Il 1° giugno 1957 vede il trasferimento dei Sabotatori presso Livorno e, successivamente, nella città di Pisa ed il cambio di nomenclatura in Reparto Sabotatori Paracadutisti, venendo impegnato in esercitazioni volte a saggiare le capacità difensive delle patrie Forze Armate (ai Sabotatori era delegato il ruolo di forza nemica).

Nel 1961 il reparto farà ritorno a Livorno ove verrà elevato al grado di Battaglione Sabotatori Paracadutisti, posto alle dipendenze della Brigata Paracadutisti Folgore ed articolato su di un Plotone Comando, una Compagnia Allievi e due Compagnie Operative.

Nel 1964, ulteriore impulso verrà fornito alla dottrina operativa del Battaglione per mezzo della qualificazione di operatori in possesso di caratteristiche tali da renderli in grado di operare in qualsiasi teatro operativo (precedentemente si era infatti preferito "specializzare" gli uomini affidando a costoro solamente operazioni inserite nel proprio campo di competenza, ad esempio quello subacqueo o montano).

Il 1966 vede il dispiegamento in Alto Adige di un reparto misto al comando di un ufficiale dell'Arma dei Carabinieri costituito da elementi delle forze dell'ordine ed una quarantina di Sabotatori al fine di porre in essere la bonifica di zone sensibili dalla presenza di ordigni esplosivi. Nel corso di tali attività, protrattesi fino al 1970, troveranno la morte i Sabotatori Sotto Tenente Mario di Lecce ed il Sergente Olivo Dordi i quali cadranno nell'esercizio del proprio dovere nell'attentato di Cima Vallone, il quale causerà inoltre il ferimento del Sergente Maggiore Sabotatore Marcello Fagnani .

La sera del 4 novembre 1966, l'intero Battaglione è dispiegato nell' area di Pontedera al fine di porre in essere le operazioni di salvataggio della popolazione civile minacciata dallo straripamento dell' Arno. Il coraggio, il senso del dovere ed il profondo spirito di abnegazione degli operatori tutti contribuiranno al salvataggio di numerose vite umane.

18 novembre 1971: Idroambulanze dei Sabotatori intervengono sul luogo della sciagura aerea della Meloria, la quale vide la perdita di un Hercules C-130 e del suo equipaggio nonchè di numerosi operatori della Brigata Folgore; nel corso delle operazioni di recupero dei caduti perderà la vita il Sergente Maggiore Sabotatore Giannino Caria. Tra il '72 ed il '74 ha luogo il primo "cross-training" con unità delle forze speciali statunitensi; nello stesso periodo viene sviluppato il paracadute alare, adottato per primo al mondo proprio dalle unità Sabotatori dell' Esercito Italiano, e tuttora largamente impiegato da numerose special forces.

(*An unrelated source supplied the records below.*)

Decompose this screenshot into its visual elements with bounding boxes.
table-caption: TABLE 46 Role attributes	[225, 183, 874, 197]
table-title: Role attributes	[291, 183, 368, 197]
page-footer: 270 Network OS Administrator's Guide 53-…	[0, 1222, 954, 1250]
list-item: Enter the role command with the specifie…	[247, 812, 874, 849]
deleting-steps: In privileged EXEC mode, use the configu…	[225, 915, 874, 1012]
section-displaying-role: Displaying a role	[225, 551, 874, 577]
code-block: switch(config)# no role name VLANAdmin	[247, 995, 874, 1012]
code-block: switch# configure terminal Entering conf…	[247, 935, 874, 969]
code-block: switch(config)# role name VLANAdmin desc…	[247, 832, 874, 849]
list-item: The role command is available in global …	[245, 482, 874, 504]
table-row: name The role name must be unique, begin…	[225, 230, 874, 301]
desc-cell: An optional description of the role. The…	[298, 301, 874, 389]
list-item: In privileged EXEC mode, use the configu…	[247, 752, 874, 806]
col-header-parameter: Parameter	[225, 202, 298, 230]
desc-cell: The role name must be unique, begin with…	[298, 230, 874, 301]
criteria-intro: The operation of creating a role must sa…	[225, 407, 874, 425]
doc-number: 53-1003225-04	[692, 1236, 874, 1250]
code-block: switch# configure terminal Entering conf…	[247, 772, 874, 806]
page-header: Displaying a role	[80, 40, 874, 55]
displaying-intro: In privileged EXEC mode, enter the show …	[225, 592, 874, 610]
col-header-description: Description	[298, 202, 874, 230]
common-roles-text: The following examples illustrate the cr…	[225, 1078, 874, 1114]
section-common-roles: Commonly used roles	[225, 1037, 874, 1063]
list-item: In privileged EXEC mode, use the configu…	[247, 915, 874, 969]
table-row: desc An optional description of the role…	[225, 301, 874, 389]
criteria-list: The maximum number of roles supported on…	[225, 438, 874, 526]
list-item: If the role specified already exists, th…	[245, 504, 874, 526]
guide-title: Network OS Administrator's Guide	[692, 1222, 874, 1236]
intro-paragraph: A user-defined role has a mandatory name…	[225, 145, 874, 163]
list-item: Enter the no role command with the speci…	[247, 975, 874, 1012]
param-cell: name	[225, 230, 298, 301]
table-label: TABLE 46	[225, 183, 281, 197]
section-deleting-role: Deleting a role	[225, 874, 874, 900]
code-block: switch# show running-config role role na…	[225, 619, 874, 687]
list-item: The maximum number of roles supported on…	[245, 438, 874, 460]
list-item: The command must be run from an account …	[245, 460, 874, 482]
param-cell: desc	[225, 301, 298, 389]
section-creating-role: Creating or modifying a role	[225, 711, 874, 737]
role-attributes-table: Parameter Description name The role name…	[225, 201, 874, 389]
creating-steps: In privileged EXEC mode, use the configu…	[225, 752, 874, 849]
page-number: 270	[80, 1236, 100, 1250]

Nel 1975 i Sabotatori sono dispiegati sulla tratta ferroviaria Bologna-Arezzo al fine di arginare l'attività terroristica volta al sabotaggio della sicurezza nell'area in questione. La qualità dell' opera posta in essere dai due Gruppi Tattici costituitisi per l' occasione, è tale da far ben presto decadere la necessità dell' impiego di questi.

26 settembre 1975, il Battaglione viene mutato in 9° Reparto d' Assalto Paracadutisti "Col Moschin" e la qualifica di Sabotatore decade a favore di quella di Incursore. Nel 1995 il Reparto è promosso a Reggimento.

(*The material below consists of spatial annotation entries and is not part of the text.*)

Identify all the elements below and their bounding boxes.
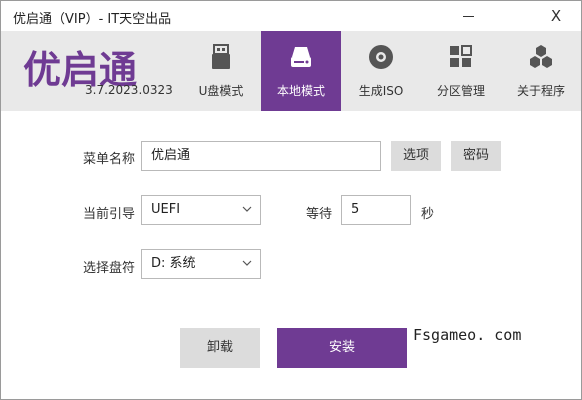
unmount-button[interactable]: 卸载 — [180, 328, 260, 368]
wait-seconds-input[interactable]: 5 — [341, 195, 411, 225]
boot-mode-label: 当前引导 — [83, 207, 136, 222]
tab-create-iso-label: 生成ISO — [358, 84, 404, 98]
chevron-down-icon — [242, 206, 252, 212]
tab-about-label: 关于程序 — [516, 84, 565, 98]
hexagons-icon — [530, 45, 552, 68]
tab-usb-mode-label: U盘模式 — [198, 84, 244, 98]
close-button[interactable]: X — [533, 1, 579, 31]
version-label: 3.7.2023.0323 — [85, 83, 173, 97]
wait-label: 等待 — [306, 207, 333, 222]
menu-name-input[interactable]: 优启通 — [141, 141, 381, 171]
tab-create-iso[interactable]: 生成ISO — [341, 31, 421, 111]
minimize-icon — [462, 16, 474, 17]
boot-mode-value: UEFI — [151, 202, 181, 217]
usb-drive-icon — [212, 44, 230, 69]
install-button[interactable]: 安装 — [277, 328, 407, 368]
window-title: 优启通（VIP）- IT天空出品 — [13, 12, 172, 27]
partition-grid-icon — [450, 45, 472, 67]
tab-usb-mode[interactable]: U盘模式 — [181, 31, 261, 111]
drive-letter-value: D: 系统 — [151, 256, 196, 271]
boot-mode-select[interactable]: UEFI — [141, 195, 261, 225]
tab-local-mode-label: 本地模式 — [276, 84, 325, 98]
tab-about[interactable]: 关于程序 — [501, 31, 581, 111]
password-button[interactable]: 密码 — [451, 141, 501, 171]
disc-icon — [369, 45, 393, 69]
minimize-button[interactable] — [445, 1, 491, 31]
chevron-down-icon — [242, 260, 252, 266]
tab-local-mode[interactable]: 本地模式 — [261, 31, 341, 111]
tab-partition-manager-label: 分区管理 — [436, 84, 485, 98]
watermark-text: Fsgameo. com — [413, 326, 522, 344]
options-button[interactable]: 选项 — [391, 141, 441, 171]
menu-name-label: 菜单名称 — [83, 152, 136, 167]
title-bar: 优启通（VIP）- IT天空出品 X — [1, 1, 581, 31]
app-window: 优启通（VIP）- IT天空出品 X 优启通 3.7.2023.0323 U盘模… — [0, 0, 582, 400]
seconds-unit-label: 秒 — [421, 207, 435, 222]
drive-letter-label: 选择盘符 — [83, 261, 136, 276]
hard-disk-icon — [291, 47, 311, 67]
header-band: 优启通 3.7.2023.0323 U盘模式 本地模式 生成ISO 分区管理 关… — [1, 31, 581, 111]
drive-letter-select[interactable]: D: 系统 — [141, 249, 261, 279]
tab-partition-manager[interactable]: 分区管理 — [421, 31, 501, 111]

"( ... ) Arditi d' Italia , venire a voi è come entrare nel fuoco, è come penetrare nella fornace ardente, è come respirare lo spirito della fiamma, senza scottarsi, senza consumarsi. ( ... ) In una delle vostre medaglie commemorative il combattente all'assalto è rappresentato avvolto dalla vampa, incombustibile come la salamandra della favola, con una bomba in ciascuna mano. Il vostro elemento è l'ardore, la vostra sostanza è l' ardire. Per ciò, se il Carso era un inferno, voi ne eravate i demoni. Se l'Alpe era l'empireo della battaglia, voi ne eravate gli angeli. Creature fiammanti sempre e da per tutto. E ci fu qualche notte d' estate, ci fu qualche notte d' autunno che l'acqua del Piave, al vostro guado, rugghiò come quando immerso il ferro rovente si tempra. ( ... ) (dalla lettera di Gabriele D' Annunzio agli Arditi di Fiume pubblicata sul quotidiano "La Vedetta d'Italia" del 24 ottobre 1919).